Korean Portal News Roundup

2008/10/25 12:08

The Korean government has formalized the rules for Korean portals including paid links in their search results:

Internet portal sites will be required to identify advertising links separately from information links on search engine results pages so as not to confuse consumers. The regulation is to come in a revision of the Act on Promotion of Utilization of Information and Communication Network and Data Protection announced by the Korea Communications Commission on Thursday.

Chang mentioned last month that Naver had modified their search results with a small “AD” button beside sponsored links.

Meanwhile, Korean portals continue to modify their websites to respond to concerns about malicious comments:

Daum Communications, the No. 2 Web portal, has also added changes to its Web site.

Comments were shown in their entirety in the past, but Daum users now have to click on a different box if they want to read other Web users’ comments.

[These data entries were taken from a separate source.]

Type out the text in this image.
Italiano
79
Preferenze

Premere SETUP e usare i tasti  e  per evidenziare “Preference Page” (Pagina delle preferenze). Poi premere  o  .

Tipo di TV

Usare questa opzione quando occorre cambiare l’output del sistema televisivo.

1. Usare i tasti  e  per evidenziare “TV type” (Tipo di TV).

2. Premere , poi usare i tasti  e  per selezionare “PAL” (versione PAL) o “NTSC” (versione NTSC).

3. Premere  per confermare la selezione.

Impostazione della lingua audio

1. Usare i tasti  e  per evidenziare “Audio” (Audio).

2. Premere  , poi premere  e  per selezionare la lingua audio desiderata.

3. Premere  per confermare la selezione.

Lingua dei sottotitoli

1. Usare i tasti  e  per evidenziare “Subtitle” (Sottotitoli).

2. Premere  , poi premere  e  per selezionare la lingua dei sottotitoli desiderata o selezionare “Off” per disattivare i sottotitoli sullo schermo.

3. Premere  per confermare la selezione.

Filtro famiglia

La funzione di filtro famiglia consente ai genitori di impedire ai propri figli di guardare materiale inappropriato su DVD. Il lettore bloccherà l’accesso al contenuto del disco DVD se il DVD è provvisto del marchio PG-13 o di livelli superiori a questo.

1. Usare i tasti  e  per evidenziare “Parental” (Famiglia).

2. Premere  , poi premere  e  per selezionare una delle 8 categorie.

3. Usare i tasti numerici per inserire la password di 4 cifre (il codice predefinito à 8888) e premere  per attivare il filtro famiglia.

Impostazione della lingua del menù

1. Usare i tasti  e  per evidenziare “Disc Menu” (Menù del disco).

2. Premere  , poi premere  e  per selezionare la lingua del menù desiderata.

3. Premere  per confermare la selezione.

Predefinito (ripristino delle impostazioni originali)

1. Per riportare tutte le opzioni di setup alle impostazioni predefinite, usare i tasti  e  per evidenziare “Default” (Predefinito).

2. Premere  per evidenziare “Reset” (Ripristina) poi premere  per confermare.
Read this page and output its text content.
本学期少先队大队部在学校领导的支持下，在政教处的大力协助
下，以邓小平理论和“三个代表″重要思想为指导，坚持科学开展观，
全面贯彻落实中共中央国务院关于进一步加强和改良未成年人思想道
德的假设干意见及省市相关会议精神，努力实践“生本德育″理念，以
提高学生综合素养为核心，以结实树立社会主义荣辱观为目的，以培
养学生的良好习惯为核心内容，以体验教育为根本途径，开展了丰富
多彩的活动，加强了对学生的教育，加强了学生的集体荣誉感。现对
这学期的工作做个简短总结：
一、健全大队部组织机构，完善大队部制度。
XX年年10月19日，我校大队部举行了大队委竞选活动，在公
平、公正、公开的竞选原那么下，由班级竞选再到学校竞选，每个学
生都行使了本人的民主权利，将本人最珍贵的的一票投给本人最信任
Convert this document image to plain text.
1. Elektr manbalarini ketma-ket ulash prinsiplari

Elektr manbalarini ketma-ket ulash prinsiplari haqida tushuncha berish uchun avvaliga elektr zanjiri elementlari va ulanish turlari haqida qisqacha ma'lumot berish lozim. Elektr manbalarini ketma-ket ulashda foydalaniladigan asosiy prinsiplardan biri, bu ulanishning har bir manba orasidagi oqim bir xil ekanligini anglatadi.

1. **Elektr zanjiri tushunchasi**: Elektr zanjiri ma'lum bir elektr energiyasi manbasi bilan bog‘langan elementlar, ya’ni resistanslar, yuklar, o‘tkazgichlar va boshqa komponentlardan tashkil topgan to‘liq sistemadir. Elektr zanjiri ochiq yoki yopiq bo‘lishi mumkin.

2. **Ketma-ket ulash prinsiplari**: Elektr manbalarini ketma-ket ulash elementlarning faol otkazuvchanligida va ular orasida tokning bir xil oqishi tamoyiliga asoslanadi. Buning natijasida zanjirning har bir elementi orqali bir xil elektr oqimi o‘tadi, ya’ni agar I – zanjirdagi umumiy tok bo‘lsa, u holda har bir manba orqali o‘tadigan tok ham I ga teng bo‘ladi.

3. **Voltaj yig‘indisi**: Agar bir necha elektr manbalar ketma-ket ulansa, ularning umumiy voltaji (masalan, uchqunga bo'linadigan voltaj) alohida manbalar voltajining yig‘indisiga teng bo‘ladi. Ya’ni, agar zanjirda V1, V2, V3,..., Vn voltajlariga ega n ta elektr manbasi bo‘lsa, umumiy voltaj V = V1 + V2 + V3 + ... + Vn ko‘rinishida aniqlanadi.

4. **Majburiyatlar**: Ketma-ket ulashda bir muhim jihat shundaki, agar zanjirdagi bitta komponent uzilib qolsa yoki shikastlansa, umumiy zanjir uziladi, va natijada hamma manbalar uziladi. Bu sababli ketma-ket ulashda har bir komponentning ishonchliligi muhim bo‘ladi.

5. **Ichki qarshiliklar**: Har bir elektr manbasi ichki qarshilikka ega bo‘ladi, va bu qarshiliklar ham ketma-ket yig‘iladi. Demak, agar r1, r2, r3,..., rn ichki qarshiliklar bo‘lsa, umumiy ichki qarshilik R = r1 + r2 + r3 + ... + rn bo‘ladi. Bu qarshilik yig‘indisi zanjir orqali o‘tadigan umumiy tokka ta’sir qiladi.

Daum also plans to develop a curriculum on Internet ethics education aimed at young students in conjunction with the Jeju Special Self-Governing Provincial Office of Education.

Daum and Paran have decided to join Google’s OpenSocial social network platform:

Industry watchers believe that Daum's commitment in Open Social could start discussions over the development of an open platform and common service standards for Korean social networking sites.

Paran will work with Google to develop tools and applications and said it plans to reveal an Open Social platform by the end of the year. The company also plans to open its current platforms for its social networking services to other companies and developers who could use them to create different applications.